Has anything at all changed? Is October 9 any different from January 28?

We were all appalled at the January violence that killed over 840 Egyptians. But why are we not as appalled at the recent killing of 25 mostly Coptic protesters?

The lack of collective outrage at the Maspero events is itself outrageous. The brutality and premeditated excessive force used against the Copts, who were pelted with stones and bottles from the very start when they began their march in Shubra, is undoubted. Those who attempt to window-dress and justify the army and security’s criminal behavior, themselves have blood on their hands. They are part of the bigger incitement machine that culminated in the Sunday bloodshed, but started months ago when the first church was burnt in Atfih, near Fayoum in March, less than a month after we all thought we had toppled the ancient regime.

Even though on the face of it the Sunday violence is a blatant confrontation between security and Coptic protesters, its roots lie in a growing sectarian tension that has infiltrated society as a whole. Despite popular belief, this undercurrent of animosity is not fuelled by the so-called Salafis, who at best play the role of the willing agents of a much more sinister grand scheme.

It is no secret that the state security apparatus over the past decades has played an instrumental role in aggravating sectarian tension as a means to reinforce the 30-year dictatorship’s stranglehold on power on the pretext that the “secular regime” is the only guarantee for the protection of Egypt’s Copts. The lie has been so deeply engrained that most of Egypt’s Copts, and indeed its Muslims, continue to believe it until today.

It therefore came as no surprise that many are also willing to believe the Supreme Council of the Armed Forces’ spin that the military police did not fire on protesters on Sunday and did not run them over with their armored personnel carriers. That, despite the fact that they saw the footage with their own eyes, heard and read the eyewitness testimonies of those unfortunate enough to witness the massacre firsthand, many of them Muslims who were marching in solidarity with the Copts in protest at the burning of a church under construction in Aswan the week before.
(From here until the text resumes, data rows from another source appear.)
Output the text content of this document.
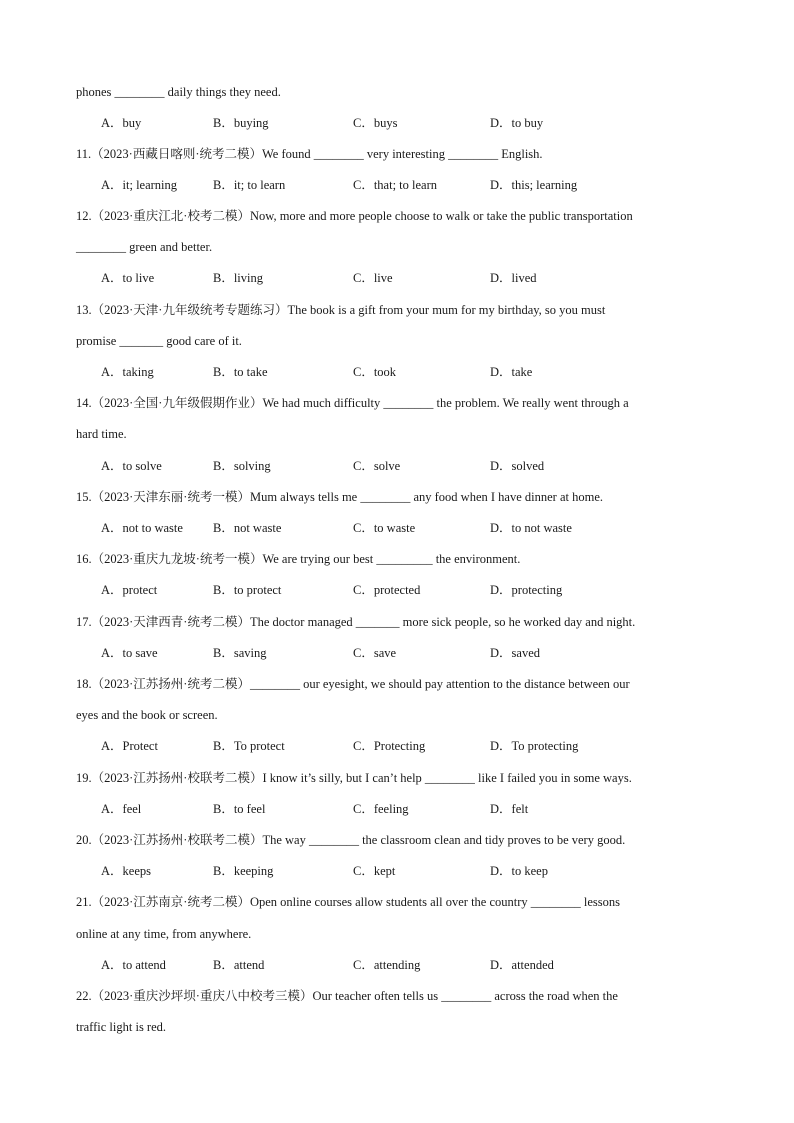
phones ________ daily things they need.
A．buy	B．buying	C．buys	D．to buy
11.（2023·西藏日喀则·统考二模）We found ________ very interesting ________ English.
A．it; learning	B．it; to learn	C．that; to learn	D．this; learning
12.（2023·重庆江北·校考二模）Now, more and more people choose to walk or take the public transportation
________ green and better.
A．to live	B．living	C．live	D．lived
13.（2023·天津·九年级统考专题练习）The book is a gift from your mum for my birthday, so you must
promise _______ good care of it.
A．taking	B．to take	C．took	D．take
14.（2023·全国·九年级假期作业）We had much difficulty ________ the problem. We really went through a
hard time.
A．to solve	B．solving	C．solve	D．solved
15.（2023·天津东丽·统考一模）Mum always tells me ________ any food when I have dinner at home.
A．not to waste B．not waste	C．to waste	D．to not waste
16.（2023·重庆九龙坡·统考一模）We are trying our best _________ the environment.
A．protect	B．to protect	C．protected	D．protecting
17.（2023·天津西青·统考二模）The doctor managed _______ more sick people, so he worked day and night.
A．to save	B．saving	C．save	D．saved
18.（2023·江苏扬州·统考二模）________ our eyesight, we should pay attention to the distance between our
eyes and the book or screen.
A．Protect	B．To protect	C．Protecting	D．To protecting
19.（2023·江苏扬州·校联考二模）I know it’s silly, but I can’t help ________ like I failed you in some ways.
A．feel	B．to feel	C．feeling	D．felt
20.（2023·江苏扬州·校联考二模）The way ________ the classroom clean and tidy proves to be very good.
A．keeps	B．keeping	C．kept	D．to keep
21.（2023·江苏南京·统考二模）Open online courses allow students all over the country ________ lessons
online at any time, from anywhere.
A．to attend	B．attend	C．attending	D．attended
22.（2023·重庆沙坪坝·重庆八中校考三模）Our teacher often tells us ________ across the road when the
traffic light is red.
True that an independent fact-finding committee has yet to investigate the entire incident including, one should assume, ordering ballistics examinations of the shell casings collected by protesters at the scene, reviewing footage and images — but no matter what the findings are, they will not answer the single most important question of all: Why is there no overwhelming sympathy for the Copts?

Why has Cabinet not resigned to object against the gross mismanagement of the transition period and specifically SCAF’s failure to handle the Maspero protest as the people’s army is expected to?

If the protesters planning a sit-in at Maspero were any other sector of society — textile workers, bank employees, teachers, doctors — would they have elicited more sympathy at least from state television whose “over-wrought” anchor, to use the unfortunate expression of the Minister of Information Osama Heikal, stopped short of calling on Egyptians to take matters into their own hands to “support” our assailed troops against the “violent” protesters who had already killed three of them and injured many others?

The answer is simply yes.

Egyptians on most levels had very little sympathy with the Aswan church protesters partly because of the way the issue has been covered by the media — ignoring completely that a crime was committed and only focusing on the fact that the constructor violated the terms of his building license and in turn by some thwarted logic deserved to be burnt down — and partly because it’s a Coptic issue.

It’s time to call a spade a spade. There is an overwhelming sentiment that Copts have no right to make “petty” demands at the expense of national unity and that if they don’t like it, they “might as well leave.”

I have heard this said many times, sadly by people who try to come across as liberal, cultured and progressive when it comes to other issues that serve their own narrow interests. True that this feeling is fueled by calls made by some extremist Copts for international protection from persecution, which reinforces skepticism that Copts’ loyalty lies with the Western (Christian) world, but to me the generalization is completely out of place.

And with the bloody events of October 9, for the first time pitting the army against peaceful protesters in an armed confrontation, it’s hard not to understand the roots of these extremists’ calls for outside protection, though one does not condone them.
A revolution in Egyptians’ attitudes towards the religious other is what we need today. The tense focus on identity politics will only take us on a path towards the hell of sectarian violence and kill all possibilities of a peaceful transition to democracy.

Rania Al Malky is the Chief Editor of Daily News Egypt.